Now Iraq’s Shiite religious establishment is urging the faithful to donate food, money and supplies. The clerics hope to prevent a repeat of last summer’s collapse of Iraq’s demoralized army in the face of the Islamic State’s lightning advance, which saw the extremists capture the nation’s second-largest city Mosul and sweep south toward the capital.
Shortly after the June blitz across northern Iraq, tens of thousands of Shiite men answered a nationwide call-to-arms by the top Shiite cleric, Grand Ayatollah Ali al-Sistani. Many volunteers came from the nation’s most impoverished areas and were barely able to make ends meet even before taking up arms.
The Shiite fighters are credited with helping to stall the militants’ advance outside Baghdad, breaking the siege of the northern Shiite-majority town of Amirli in August, and later driving the militants out of Jurf al-Sakher south of the capital.
Al-Moussawi was deployed along with fellow militiamen in Latifiyah, a town 30km south of Baghdad, with orders to keep the Islamic State out of Sunni areas along the so-called Baghdad Belt.
However, over the past two months, the number of men in al-Moussawi’s unit has dwindled, with as many as 1,000 deserting over economic hardship, he said.
In the upscale Baghdad neighborhood of Harthiya, a representative from al-Sistani’s office recently urged his followers to donate food and money to the Shiite militias — warning that many fighters had already deserted.

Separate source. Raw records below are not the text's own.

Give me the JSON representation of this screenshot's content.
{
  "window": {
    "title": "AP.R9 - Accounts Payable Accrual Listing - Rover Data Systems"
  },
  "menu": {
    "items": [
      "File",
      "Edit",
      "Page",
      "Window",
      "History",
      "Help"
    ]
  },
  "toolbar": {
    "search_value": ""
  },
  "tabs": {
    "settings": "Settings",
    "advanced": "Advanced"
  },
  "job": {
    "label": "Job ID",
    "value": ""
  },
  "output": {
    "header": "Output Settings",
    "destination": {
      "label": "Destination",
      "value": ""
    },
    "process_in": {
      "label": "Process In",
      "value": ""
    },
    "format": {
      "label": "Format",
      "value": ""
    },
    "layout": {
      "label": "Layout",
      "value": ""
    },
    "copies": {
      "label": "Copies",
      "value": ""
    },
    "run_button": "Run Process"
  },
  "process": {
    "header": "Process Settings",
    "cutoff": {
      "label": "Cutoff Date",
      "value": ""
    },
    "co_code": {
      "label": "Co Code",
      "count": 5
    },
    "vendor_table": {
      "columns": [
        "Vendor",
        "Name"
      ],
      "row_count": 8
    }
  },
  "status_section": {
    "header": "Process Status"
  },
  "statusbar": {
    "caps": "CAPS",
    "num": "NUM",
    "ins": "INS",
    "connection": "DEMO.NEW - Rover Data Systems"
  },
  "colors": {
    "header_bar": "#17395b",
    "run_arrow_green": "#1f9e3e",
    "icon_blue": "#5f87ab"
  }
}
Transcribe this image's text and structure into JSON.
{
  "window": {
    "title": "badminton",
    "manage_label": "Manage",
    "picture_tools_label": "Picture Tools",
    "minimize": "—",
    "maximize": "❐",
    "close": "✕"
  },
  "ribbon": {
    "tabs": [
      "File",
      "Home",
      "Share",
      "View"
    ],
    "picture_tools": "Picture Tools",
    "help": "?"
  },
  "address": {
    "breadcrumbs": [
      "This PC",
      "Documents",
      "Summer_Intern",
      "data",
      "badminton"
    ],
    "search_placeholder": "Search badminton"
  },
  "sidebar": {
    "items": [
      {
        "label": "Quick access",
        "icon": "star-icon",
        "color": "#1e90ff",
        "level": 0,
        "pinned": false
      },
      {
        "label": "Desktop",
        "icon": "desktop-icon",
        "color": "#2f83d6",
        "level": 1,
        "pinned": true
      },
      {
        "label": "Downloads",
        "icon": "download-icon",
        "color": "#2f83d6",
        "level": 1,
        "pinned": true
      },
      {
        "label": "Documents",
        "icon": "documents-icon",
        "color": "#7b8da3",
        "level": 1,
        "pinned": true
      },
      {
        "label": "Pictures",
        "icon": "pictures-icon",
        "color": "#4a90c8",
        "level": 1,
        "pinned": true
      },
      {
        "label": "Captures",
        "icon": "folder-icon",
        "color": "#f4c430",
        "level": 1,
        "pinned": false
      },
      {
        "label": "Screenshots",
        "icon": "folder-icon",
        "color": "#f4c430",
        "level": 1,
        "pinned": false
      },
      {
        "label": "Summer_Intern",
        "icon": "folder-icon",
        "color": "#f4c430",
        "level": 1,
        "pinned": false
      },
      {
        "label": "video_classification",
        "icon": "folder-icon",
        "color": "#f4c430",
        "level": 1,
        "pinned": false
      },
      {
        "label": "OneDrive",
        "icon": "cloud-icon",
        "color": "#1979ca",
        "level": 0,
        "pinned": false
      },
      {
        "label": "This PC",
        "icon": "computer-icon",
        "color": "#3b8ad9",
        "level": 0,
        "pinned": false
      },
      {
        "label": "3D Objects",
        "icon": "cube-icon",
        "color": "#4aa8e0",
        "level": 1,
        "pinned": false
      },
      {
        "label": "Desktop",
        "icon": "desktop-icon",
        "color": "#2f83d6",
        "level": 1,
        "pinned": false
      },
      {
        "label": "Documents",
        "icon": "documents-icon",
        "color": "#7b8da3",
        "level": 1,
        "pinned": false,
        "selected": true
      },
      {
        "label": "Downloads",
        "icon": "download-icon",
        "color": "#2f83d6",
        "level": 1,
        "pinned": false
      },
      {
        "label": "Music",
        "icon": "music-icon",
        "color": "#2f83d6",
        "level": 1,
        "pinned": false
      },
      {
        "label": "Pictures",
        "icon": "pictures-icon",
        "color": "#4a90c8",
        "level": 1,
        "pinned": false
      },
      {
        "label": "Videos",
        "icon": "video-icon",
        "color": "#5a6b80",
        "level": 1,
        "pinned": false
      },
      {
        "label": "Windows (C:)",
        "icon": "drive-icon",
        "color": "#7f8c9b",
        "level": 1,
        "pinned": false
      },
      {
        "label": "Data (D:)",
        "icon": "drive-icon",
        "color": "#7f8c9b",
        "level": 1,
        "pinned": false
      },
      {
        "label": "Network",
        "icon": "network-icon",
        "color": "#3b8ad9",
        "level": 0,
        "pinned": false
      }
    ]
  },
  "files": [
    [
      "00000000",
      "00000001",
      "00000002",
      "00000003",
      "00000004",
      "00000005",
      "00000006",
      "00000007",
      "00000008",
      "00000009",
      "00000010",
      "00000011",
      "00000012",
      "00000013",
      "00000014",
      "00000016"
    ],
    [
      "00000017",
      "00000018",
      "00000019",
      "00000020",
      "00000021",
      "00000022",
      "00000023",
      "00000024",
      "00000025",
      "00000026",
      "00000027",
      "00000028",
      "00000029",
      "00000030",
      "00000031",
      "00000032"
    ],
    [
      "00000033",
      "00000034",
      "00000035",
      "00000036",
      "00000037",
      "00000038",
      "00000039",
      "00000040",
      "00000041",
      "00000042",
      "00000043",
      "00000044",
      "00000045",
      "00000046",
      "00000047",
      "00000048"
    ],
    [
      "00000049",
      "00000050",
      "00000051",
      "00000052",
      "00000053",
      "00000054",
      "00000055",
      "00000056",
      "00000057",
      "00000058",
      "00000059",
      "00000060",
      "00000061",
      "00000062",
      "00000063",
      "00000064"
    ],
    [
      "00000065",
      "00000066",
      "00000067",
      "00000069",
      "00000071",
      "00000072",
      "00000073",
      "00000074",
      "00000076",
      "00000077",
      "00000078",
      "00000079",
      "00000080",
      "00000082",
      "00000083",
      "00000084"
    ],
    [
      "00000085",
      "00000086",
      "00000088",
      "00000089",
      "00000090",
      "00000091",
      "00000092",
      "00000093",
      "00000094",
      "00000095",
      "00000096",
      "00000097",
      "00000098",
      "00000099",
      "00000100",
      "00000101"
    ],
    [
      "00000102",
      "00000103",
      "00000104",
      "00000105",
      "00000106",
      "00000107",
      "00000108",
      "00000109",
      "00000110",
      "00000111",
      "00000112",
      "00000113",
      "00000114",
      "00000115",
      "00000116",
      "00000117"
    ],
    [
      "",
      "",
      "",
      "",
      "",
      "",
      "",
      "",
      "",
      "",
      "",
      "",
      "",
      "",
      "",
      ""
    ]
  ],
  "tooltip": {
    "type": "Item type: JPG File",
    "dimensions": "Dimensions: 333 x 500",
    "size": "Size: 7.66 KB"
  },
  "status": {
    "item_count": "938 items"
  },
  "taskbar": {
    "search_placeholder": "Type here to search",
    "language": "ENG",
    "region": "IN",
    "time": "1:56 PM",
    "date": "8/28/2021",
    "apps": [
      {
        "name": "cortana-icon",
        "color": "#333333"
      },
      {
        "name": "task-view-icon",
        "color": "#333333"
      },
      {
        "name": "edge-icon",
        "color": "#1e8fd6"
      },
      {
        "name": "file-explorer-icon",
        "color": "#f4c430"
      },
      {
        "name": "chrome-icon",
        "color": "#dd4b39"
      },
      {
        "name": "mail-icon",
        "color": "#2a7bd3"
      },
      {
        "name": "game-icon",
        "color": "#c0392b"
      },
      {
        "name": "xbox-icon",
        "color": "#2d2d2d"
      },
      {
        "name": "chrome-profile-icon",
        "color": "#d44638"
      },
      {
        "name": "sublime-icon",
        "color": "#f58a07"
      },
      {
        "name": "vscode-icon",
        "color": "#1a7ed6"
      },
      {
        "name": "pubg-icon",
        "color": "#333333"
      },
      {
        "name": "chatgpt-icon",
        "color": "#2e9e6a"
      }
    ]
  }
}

He said that instead of spending money on cooking the traditional large meals to mark a recent holiday, Shiites should instead donate to frontline militiamen.
Since then, donations of money, clothing and food have begun pouring into the local Shiite mosque and charity office. Issam Abbas said he and other merchants in Basra have begun sending four truckloads of food and water to the front lines each month as their contribution to the war against the Islamic State.
“I and other traders cannot leave our businesses, so we consider our monthly donations as a jihad against the terrorists,” he said.
In the Baghdad Shiite stronghold of Sadr City, desperately-needed ammunition is being purchased through donations by wealthy Shiites.
The drive to send weapons to the Shiite fighters has pushed the price of a single bullet from US$0.40 to about US$2, while an AK-47 is now sold for US$800 compared to just US$350 a few months ago.
Hassan Saleh, owner of a cafe in Sadr City, took part in battles against the Islamic State north of Baghdad in September. However, he and his fellow militiamen never received any financial support from the government and depended completely on donations and their own money to meet their daily needs, he said. In early October, he returned home to look after his family.
“The government’s negligence toward us has created bitterness among the volunteer fighters risking their lives in order to protect the country,” he said. “We did not receive any salary, while the government is continuing to pay the salaries of the soldiers and the policemen who abandoned their positions without fighting in June.”